Ma, come continuamente ripreso e sottolineato da Benedetta Tobagi, pur entro questa gloriosa e anche gioiosa impresa, mai viene meno la convinzione, propria alla millenaria società patriarcale, fortissima in Italia, della ovvia inferiorità femminile. Se solo indicativo è il termine di staffette per le donne che agiscono nei collegamenti, ritenuto più adatto di quello di portaordini utilizzato per gli uomini, più gravi e mortificanti sono le imposizioni di comportamenti e doveri. Così nelle sfilate vittoriose non si vorrà che le donne partecipino, così è giudicato improprio l’abbandono della gonna per indossare i pantaloni, così i mariti rimbrotteranno duramente le mogli per mancanze nei lavori di casa, così lo stesso PCI affonderà le critiche per comportamenti ritenuti troppo liberi… È una situazione alla quale le donne stesse finiscono per assoggettarsi, che addirittura introiettano e alla quale in molti casi tornano a sottomettersi dopo la grande avventura di libertà vissuta nella resistenza.

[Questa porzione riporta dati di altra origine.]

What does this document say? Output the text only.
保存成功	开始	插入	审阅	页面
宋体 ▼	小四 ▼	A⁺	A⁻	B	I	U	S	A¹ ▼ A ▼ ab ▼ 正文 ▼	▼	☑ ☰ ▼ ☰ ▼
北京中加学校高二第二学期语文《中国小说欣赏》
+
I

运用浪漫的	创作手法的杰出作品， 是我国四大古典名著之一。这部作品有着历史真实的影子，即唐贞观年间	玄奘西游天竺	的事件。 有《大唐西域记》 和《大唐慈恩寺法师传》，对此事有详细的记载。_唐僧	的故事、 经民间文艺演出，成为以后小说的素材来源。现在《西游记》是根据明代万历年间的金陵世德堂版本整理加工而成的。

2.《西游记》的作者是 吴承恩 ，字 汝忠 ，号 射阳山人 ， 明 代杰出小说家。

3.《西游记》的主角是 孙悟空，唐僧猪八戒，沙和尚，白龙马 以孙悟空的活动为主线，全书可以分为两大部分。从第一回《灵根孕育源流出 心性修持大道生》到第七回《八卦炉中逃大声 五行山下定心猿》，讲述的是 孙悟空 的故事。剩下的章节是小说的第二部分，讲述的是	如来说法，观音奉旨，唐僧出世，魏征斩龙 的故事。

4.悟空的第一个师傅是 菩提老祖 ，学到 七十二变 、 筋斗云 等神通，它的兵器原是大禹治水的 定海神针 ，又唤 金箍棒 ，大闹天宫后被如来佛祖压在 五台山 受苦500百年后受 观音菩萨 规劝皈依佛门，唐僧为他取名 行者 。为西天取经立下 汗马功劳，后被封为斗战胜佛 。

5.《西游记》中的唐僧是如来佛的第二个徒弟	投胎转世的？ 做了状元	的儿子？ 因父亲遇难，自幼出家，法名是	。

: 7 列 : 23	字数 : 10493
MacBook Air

Ma non tutto è stato solo Libertà: e mi ha fatto sobbalzare in chiusura del libro il ritorno di Tobagi in prima persona, a raccontare un fatto straziante che le pertiene direttamente. È la storia di Virginia Tonelli, una “staffetta”, «…mandata in missione a Trieste dove l’arrestano. Finisce alla Risiera di San Sabba, il lager triestino, l’unico campo di concentramento italiano dotato di forni crematori dove, dopo dieci giorni di torture, a 42 anni viene arsa viva perché si è rifiutata di parlare… Virginia, lo stesso nome della madre di mia madre… Virginia, alias la partigiana Luisa, il nome della mia nonna paterna… con un sorriso che ti regala l’anima, il mio possibile dentro il passato». Benedetta Tobagi, che ha vissuto il trauma dell’uccisione del padre negli anni ’80 da parte di incoscienti “rivoluzionari”, finisce il libro, finora così pacato, in un richiamo appassionato a una spirituale affinità a una donna, una sovversiva, una partigiana comunista dagli occhi ardenti che «trasformava in silenzio l’odio».